Aspek negatifnya saat peralihan dari SMU ke perguruan tinggi. Aku tidak bisa mengelak anjuran seorang guru favoritku untuk menempuh kuliah di sekolah ternama di Indonesia. Institut Pertanian Bogor adalah pilihannya. Mendaftar di Fakultas Kedokteran Hewan rupanya tidak bisa terwujud. Jalur bebas tes yang telah diurus tidak berjalan mulus. Hal tersebut terkendala dengan biaya kuliah yang besar. Tidak seimbang dengan ukuran ekonomi keluarga. Aku adalah anak sulung dari bersaudara sebanyak sepuluh orang. Inilah yang menjadi pertimbangan bagi keluarga saat itu. Tentunya semangat kuliah menjadi kendur dan tak menentu. Bingung untuk berkuliah. Hanya satu yang tertanam dalam hati yakni menjaga perasaaan dan menyenangkan orang tua adalah hal yang utama. Sangat terasa berkecamuk antara bingung, sedih, merenung, menerima, Khawatir, tunduk, dan takut bercampur baur saat itu. Malu pada guru, kawan sekelas dan orang terdekat juga dirasakan.
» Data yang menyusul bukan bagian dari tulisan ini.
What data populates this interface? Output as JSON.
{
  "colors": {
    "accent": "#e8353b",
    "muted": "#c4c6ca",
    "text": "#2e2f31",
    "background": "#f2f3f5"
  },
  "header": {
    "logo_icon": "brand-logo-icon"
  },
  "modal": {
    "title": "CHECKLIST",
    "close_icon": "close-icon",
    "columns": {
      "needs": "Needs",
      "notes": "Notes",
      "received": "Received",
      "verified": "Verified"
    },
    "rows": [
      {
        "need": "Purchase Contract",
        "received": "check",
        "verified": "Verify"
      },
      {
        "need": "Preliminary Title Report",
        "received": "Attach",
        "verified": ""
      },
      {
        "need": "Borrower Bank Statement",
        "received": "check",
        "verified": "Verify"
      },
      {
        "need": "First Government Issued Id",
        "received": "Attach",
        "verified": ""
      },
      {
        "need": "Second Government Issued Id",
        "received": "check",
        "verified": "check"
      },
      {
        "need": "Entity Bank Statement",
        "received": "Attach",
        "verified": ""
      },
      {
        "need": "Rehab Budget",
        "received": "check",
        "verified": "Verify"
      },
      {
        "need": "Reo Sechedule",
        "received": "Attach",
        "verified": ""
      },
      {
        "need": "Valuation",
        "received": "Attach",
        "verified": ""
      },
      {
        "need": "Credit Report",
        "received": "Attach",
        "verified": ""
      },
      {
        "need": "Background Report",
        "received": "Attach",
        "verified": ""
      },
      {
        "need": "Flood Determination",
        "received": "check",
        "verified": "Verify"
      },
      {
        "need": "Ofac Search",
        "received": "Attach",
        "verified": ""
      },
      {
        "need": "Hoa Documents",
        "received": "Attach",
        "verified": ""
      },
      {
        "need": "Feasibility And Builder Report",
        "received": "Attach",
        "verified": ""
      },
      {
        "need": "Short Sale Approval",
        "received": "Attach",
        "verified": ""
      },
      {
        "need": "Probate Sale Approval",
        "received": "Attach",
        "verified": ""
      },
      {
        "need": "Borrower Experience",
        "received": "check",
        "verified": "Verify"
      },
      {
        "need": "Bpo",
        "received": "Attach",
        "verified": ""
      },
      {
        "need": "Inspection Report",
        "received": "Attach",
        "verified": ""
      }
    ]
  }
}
Inilah pembelajaran berharga saat ini. Mencari jalan keluar dari sebuah masalah tentu berbeda setiap orang. Usia yang telah hampir setengah abad memberikan banyak pelajaran dalam hidup.Hikmah yang didapat bisa menjadi penting bagi peserta didik. Berbagi pengalaman, kisah dan saling menginspirasi dilakukan. Memotivasi dan berupaya memberikan tawaran solusi merupakan cara aku berkawan dengan penghuni jaman milenial ini.
Aku mencatat satu hal penting, bahwa “Aku adalah guru yang berkawan dengan murid ketika belajar bersama dalam menumbuhkan peran positif untuk membuat makna hidup lebih berkesan mencapai tujuannya.”
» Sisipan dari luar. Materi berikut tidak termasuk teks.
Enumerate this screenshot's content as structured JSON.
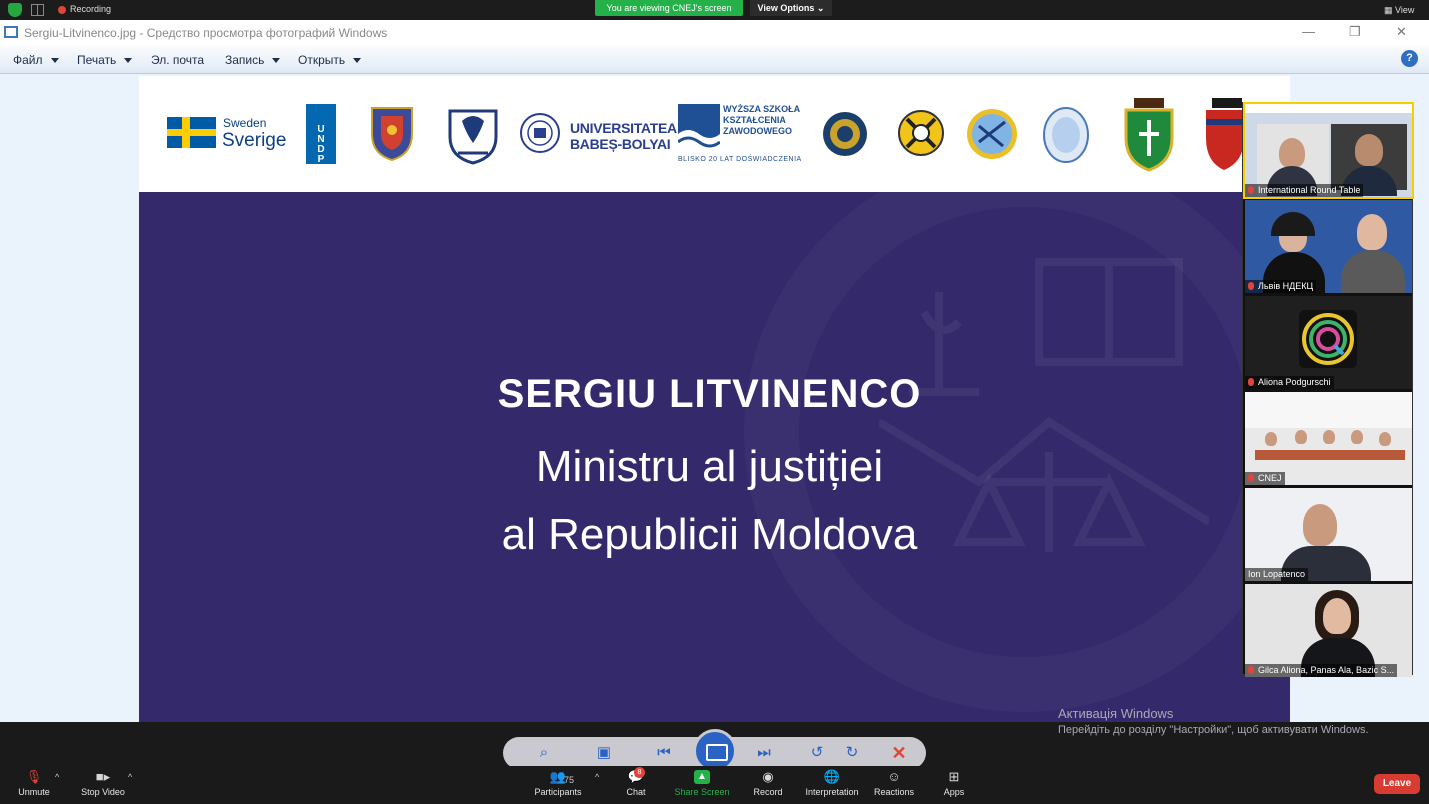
{
  "zoom": {
    "recording_label": "Recording",
    "viewing_banner": "You are viewing CNEJ's screen",
    "view_options": "View Options ⌄",
    "view_button": "View",
    "leave_label": "Leave",
    "toolbar": {
      "unmute": "Unmute",
      "stop_video": "Stop Video",
      "participants": "Participants",
      "participants_count": "75",
      "chat": "Chat",
      "chat_badge": "8",
      "share_screen": "Share Screen",
      "record": "Record",
      "interpretation": "Interpretation",
      "reactions": "Reactions",
      "apps": "Apps"
    },
    "gallery": [
      {
        "name": "International Round Table"
      },
      {
        "name": "Львів НДЕКЦ"
      },
      {
        "name": "Aliona Podgurschi"
      },
      {
        "name": "CNEJ"
      },
      {
        "name": "Ion Lopatenco"
      },
      {
        "name": "Gilca Aliona, Panas Ala, Bazic S..."
      }
    ]
  },
  "viewer": {
    "title": "Sergiu-Litvinenco.jpg - Средство просмотра фотографий Windows",
    "menu": [
      "Файл",
      "Печать",
      "Эл. почта",
      "Запись",
      "Открыть"
    ],
    "help": "?"
  },
  "slide": {
    "name": "SERGIU LITVINENCO",
    "line1": "Ministru al justiției",
    "line2": "al Republicii Moldova",
    "sweden_small": "Sweden",
    "sweden_big": "Sverige",
    "undp": [
      "U",
      "N",
      "D",
      "P"
    ],
    "ubb_1": "UNIVERSITATEA",
    "ubb_2": "BABEȘ-BOLYAI",
    "wsz_1": "WYŻSZA SZKOŁA",
    "wsz_2": "KSZTAŁCENIA",
    "wsz_3": "ZAWODOWEGO",
    "wsz_4": "BLISKO 20 LAT DOŚWIADCZENIA"
  },
  "windows_activation": {
    "title": "Активація Windows",
    "subtitle": "Перейдіть до розділу \"Настройки\", щоб активувати Windows."
  },
  "colors": {
    "slide_bg": "#33296b",
    "zoom_green": "#24b14a",
    "leave_red": "#d83b31"
  }
}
Peran yang aku lakukan disekolah semoga menjadi ladang amal dan ibadah. Merancang regenerasi menjadi penting dalam bekerja. Itulah mengapa jabatan selalu berpindah. Pernah menjabat sebagai wakil kepala sekolah. Bukan hanya kurikulum, sarana dan prasarana, tetapi kesiswaan menjadi jabatan terlama selama ini. Aku pun pernah berkarya sebagai wali kelas dan kepala Laboratorium. Ada kawan yang selalu menggantikan walaupun kadang alasannya tidak sejelas goresan tinta hitam di atas kertas putih. Tapi peran itu tetap ada untuk kesinambungan persekolahan. Membuka jalan siswa berprestasi, mengajak guru mengembangkan kariernya serta membantu mereka untuk mau marih prestasi.
Suhardin, Kendari – 3 Juni 2022.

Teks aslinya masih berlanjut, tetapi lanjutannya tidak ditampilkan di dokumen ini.